Home - mmclellan/SuperTransript GitHub Wiki

SuperTranscript - Masters of Bioinformatics research project

The object of this research project is to construct a SuperTranscript using only a set of transcripts from a given gene with out using a reference genome.

Background

This projects goal is to produce a single transcript sequence from de novo assembled transcripts. The produced transcript will contain all the unique sequences from the assembled transcripts and will allow RNA-seq reads to be mapped to a single transcript for further study of the gene.
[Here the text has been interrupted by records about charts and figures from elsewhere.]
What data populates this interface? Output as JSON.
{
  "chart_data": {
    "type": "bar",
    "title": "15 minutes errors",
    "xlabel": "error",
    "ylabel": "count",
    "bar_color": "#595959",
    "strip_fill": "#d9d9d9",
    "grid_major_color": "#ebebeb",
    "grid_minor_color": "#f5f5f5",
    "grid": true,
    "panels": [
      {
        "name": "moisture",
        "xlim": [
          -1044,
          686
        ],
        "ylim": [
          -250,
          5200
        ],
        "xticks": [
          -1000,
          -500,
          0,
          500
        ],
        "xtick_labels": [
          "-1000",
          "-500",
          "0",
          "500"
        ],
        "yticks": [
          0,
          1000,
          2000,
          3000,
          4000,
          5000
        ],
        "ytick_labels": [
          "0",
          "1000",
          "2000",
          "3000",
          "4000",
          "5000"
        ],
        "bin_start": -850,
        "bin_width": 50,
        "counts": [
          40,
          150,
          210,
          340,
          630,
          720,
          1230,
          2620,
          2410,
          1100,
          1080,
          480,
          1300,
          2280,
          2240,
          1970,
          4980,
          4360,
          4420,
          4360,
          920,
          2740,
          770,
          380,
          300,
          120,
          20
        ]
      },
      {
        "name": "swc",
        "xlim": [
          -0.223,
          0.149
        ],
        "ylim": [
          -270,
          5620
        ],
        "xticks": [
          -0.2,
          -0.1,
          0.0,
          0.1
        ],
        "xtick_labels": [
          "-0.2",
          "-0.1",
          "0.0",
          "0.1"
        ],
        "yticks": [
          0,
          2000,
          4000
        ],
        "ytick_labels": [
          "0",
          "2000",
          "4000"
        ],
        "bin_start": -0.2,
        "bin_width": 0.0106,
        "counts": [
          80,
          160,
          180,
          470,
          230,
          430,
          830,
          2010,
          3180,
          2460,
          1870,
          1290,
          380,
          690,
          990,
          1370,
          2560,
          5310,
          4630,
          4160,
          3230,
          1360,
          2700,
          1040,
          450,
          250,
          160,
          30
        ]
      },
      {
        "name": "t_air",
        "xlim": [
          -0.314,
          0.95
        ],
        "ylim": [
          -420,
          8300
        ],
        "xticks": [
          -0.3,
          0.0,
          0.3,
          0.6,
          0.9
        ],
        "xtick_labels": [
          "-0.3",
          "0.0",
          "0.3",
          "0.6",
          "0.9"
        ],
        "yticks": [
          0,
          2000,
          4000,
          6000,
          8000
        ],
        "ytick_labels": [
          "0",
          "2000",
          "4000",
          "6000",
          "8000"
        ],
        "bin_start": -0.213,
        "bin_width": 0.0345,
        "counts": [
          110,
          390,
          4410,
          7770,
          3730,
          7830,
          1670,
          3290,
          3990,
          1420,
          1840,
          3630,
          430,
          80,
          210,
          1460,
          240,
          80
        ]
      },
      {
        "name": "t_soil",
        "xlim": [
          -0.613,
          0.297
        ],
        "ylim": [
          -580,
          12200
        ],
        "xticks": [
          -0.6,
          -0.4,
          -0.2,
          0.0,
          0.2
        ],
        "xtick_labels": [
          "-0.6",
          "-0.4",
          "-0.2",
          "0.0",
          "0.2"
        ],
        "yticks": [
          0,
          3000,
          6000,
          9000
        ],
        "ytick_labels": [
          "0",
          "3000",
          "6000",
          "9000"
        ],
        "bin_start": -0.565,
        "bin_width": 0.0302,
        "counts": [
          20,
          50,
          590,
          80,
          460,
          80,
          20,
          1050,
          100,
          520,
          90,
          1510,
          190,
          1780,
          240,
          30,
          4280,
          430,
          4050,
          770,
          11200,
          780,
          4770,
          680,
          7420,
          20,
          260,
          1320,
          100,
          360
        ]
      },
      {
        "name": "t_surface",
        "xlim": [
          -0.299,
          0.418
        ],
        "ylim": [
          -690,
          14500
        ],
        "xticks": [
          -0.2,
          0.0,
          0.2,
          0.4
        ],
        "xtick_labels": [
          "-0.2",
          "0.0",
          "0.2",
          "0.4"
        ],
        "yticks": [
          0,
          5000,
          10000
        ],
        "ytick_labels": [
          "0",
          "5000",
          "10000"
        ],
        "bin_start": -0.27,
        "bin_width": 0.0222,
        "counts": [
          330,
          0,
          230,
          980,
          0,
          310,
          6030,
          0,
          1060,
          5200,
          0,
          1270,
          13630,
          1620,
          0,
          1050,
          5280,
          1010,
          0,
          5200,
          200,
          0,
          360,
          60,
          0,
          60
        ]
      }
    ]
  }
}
This project will not do any read mapping or de novo assembly. The transcripts given are assumed to be from the same gene.

Approach

A graph based approach is used for this project. Firstly given transcripts are aligned to one another using BLAT. By aligning transcripts we can see what regions of sequence are shared between transcripts or exclusive to others. With this information the tool will construct a graph using the alignment information.

Each node in the graph represents a single base pair. Each node will store its base pair, and the genomic co-ordinate that the base pair can be found in each transcript. If the base pair is not in certain transcript it will store a null value for that transcript. This approach will store each base within the transcripts only once.

Once the graph is construct the graph is simplified with nodes being condensed into sequences. The graph is then topologically sorted. The sequence is then read off the sorted nodes to give the SuperTranscript

Validation

As the project will be using de novo assembled transcripts it very difficult to validate the produced SuperTranscript. So far methods looking at validation include aligning the transcripts to the SuperTranscript to check that there is no gaps, repeats or regions of sequence in the wrong order. Another method is to reproduce the transcripts using the graph to check that each node is correctly stored and connected within the graph.